When you wear contact lenses, you expect to experience better vision of the outside world – focusing on faces, screens and more. But what if you could also monitor the inner world – not the mind, but your body’s vital signs? Until now, contact lenses with built-in sensors for measuring intraocular pressure (IOP) are too stiff, bulky, and can even partially block vision. Worse yet, some don’t even have the sensitivity to do the job. So far.

A revolutionary design has just been successfully tested in volunteers: a soft, transparent contact lens capable of taking quantitative IOP measurements in real time, using a smartphone, according to a new study. published in the journal Biomedical genius. More importantly, the new device successfully performed all wireless functions without inducing inflammation for all 10 human participants, which could have serious benefits for people with glaucoma.

Smart contact lens detects key symptom of glaucoma

The new contact lens uses wireless antenna, strain sensor, capacitors, uses expandable metal that interconnects, resistors and integrated circuit to enable wireless communication. When the device was tested on rabbits, it generated measurements comparable to a commercial tonometer – and it was found to be perfectly safe when tested on 10 humans, with no inflammation observed. The device can measure basic vital signs including heart rate, body temperature, electrical activity of the heart, in addition to glucose, lactate and alcohol levels in body fluids such as sweat, blood tears and saliva. Measuring all of these continuously is crucial for diagnosing a wide range of diseases.

Medically speaking, the eyes are a good choice for measuring these vital signs, as they can expose electrical sensors to continuous tear fluid samples – where a portable device could record and report signals from the eye. It could diagnose multiple diseases from eye conditions, but the recent study focused on the technology’s ability to detect glaucoma.

Glaucoma is an optic neuropathy that often leads to irreversible vision loss, and IOP is the only risk factor scientists are sure we can control – meaning the only way we have to treat glaucoma is reduce IOP. Typically, IOP measurement is done with various forms of tonometry, but they lack the clinical specificity required for fully effective monitoring.

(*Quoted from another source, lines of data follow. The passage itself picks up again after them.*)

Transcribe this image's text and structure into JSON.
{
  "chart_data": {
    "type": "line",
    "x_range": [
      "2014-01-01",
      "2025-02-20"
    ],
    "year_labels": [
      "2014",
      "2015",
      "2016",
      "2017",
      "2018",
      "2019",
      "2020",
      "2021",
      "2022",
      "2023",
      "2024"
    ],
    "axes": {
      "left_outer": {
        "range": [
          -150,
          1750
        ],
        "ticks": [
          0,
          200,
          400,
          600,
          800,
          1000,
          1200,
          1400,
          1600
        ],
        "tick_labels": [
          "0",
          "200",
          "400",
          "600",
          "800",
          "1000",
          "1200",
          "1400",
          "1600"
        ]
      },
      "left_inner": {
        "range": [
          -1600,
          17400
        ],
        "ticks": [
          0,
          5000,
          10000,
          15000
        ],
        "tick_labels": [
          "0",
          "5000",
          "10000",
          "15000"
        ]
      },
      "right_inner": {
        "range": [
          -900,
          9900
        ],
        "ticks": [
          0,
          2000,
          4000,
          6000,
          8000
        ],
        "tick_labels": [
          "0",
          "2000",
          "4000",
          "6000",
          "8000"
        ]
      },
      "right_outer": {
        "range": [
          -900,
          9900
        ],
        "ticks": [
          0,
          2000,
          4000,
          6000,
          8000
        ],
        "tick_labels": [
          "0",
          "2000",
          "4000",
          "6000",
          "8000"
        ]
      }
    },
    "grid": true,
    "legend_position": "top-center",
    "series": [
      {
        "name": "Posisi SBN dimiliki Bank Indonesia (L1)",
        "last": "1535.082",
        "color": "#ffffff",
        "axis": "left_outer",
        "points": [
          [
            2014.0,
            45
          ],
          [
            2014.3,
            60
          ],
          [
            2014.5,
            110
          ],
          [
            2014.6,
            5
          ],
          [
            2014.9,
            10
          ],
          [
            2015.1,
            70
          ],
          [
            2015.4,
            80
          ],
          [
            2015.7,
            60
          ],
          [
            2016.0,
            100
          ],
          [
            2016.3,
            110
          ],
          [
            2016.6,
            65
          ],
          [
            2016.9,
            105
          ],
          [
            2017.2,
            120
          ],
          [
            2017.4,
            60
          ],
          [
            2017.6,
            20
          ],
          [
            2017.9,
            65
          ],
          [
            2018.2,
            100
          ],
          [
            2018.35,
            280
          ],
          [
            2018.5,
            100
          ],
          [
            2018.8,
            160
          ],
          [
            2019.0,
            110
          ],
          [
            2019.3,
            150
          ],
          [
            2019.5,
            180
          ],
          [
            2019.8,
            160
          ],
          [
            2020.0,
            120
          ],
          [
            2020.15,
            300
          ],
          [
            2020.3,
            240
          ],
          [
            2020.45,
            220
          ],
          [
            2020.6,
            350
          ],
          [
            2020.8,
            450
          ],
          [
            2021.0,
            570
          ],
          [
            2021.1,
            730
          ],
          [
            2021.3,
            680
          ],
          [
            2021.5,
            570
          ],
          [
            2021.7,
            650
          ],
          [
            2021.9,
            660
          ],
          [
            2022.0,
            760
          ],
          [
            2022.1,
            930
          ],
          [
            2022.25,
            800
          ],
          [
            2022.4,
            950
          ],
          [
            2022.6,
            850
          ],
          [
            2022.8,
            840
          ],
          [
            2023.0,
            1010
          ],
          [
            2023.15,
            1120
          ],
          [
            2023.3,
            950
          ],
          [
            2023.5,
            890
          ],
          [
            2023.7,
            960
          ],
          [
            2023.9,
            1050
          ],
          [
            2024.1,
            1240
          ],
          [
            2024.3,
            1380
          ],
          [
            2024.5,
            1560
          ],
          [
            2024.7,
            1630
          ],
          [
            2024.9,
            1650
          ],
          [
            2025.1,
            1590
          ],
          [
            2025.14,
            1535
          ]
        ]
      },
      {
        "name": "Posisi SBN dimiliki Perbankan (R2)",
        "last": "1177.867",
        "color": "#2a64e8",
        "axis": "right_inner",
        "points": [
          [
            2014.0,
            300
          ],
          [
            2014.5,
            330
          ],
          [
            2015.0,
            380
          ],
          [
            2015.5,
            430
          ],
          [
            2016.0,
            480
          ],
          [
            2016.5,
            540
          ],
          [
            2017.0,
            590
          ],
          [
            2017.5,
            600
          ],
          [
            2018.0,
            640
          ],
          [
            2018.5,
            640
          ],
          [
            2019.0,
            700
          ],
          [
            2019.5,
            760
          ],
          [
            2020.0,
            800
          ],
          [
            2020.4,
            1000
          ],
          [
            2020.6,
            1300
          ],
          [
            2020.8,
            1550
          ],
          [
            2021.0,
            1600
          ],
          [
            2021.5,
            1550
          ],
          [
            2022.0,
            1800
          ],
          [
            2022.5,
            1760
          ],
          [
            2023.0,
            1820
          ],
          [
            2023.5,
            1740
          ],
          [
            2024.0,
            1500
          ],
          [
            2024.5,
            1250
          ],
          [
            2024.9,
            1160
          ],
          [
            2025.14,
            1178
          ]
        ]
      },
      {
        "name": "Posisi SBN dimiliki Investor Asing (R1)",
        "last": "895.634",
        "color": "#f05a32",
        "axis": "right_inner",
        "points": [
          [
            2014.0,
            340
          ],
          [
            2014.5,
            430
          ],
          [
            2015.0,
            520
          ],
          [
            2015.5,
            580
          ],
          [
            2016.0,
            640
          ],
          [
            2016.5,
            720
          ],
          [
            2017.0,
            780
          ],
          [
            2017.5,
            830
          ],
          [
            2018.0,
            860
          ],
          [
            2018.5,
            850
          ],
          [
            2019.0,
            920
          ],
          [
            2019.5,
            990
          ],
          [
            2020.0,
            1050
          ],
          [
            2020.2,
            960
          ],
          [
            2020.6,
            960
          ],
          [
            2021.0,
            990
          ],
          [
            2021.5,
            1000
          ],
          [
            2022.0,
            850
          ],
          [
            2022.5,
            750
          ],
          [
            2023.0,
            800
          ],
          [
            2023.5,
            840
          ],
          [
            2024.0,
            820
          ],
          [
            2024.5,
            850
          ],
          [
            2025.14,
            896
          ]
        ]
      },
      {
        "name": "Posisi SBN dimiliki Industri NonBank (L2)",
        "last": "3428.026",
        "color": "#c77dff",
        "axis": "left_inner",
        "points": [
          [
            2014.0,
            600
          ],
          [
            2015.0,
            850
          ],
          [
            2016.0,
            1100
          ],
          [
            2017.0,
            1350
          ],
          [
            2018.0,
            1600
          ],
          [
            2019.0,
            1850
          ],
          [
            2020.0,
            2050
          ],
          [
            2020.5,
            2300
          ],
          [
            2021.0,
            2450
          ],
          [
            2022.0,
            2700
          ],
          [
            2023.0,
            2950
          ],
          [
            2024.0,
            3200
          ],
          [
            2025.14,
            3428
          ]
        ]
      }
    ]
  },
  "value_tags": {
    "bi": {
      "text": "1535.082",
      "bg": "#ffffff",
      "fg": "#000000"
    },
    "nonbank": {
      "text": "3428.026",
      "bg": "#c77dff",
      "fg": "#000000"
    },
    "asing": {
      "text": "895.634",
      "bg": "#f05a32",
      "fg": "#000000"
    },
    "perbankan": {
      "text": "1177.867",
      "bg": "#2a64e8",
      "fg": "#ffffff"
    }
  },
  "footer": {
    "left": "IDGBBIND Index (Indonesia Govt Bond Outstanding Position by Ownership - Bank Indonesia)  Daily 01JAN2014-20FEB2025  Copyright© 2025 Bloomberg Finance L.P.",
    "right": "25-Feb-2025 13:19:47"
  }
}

To overcome this, the new smart contact lens design has been touted as a promising candidate for wearable sensing technology – capable of maintaining physical contact with the cornea and detecting corneal limbus expansion – a key symptom of a jump from the IOP. .

The new design of contact lenses still faces many challenges

In other words, the new smart contact lens can monitor a key signifier of glaucoma with a significant degree of specificity with minimally invasive technology, comparable to regular contact lenses. But there are still challenges for the new design before it can be implemented on a large scale. For example, conventional sensors using metals or semiconductors lack the sensitivity to detect the subtle lens distortions that IOP fluctuations create – specifically, lens distortions of just 0.03%. in tensile stress per mm Hg.

In addition, quite complex circuitry is required to amplify the signal from the modest biosensor, so that the lens data is not drowned in the background electromagnetic noise. Rigid electronic materials in sensors, metal antennas, integrated circuits, and interconnect structures can block human vision – and potentially damage the cornea and eyelid. No one wants to put a contact lens in their eye if there is a risk of it cutting the inside of your eyelid. Finally, measuring smart contact lens biosignals requires cumbersome equipment – which would limit the range of motion of a wearer who might prefer to go outdoors, or anywhere outside of a clinical environment.

There’s a lot to be done before these smart contact lenses become a reliable diagnostic tool for clinical environments – not to mention a popular, market-driven alternative to regular doctor and optometrist visits. But this recent study is still a laudable breakthrough – one that could signal a new, simple way to monitor, diagnose, and aid in the treatment of some of the more unwieldy diseases, including glaucoma.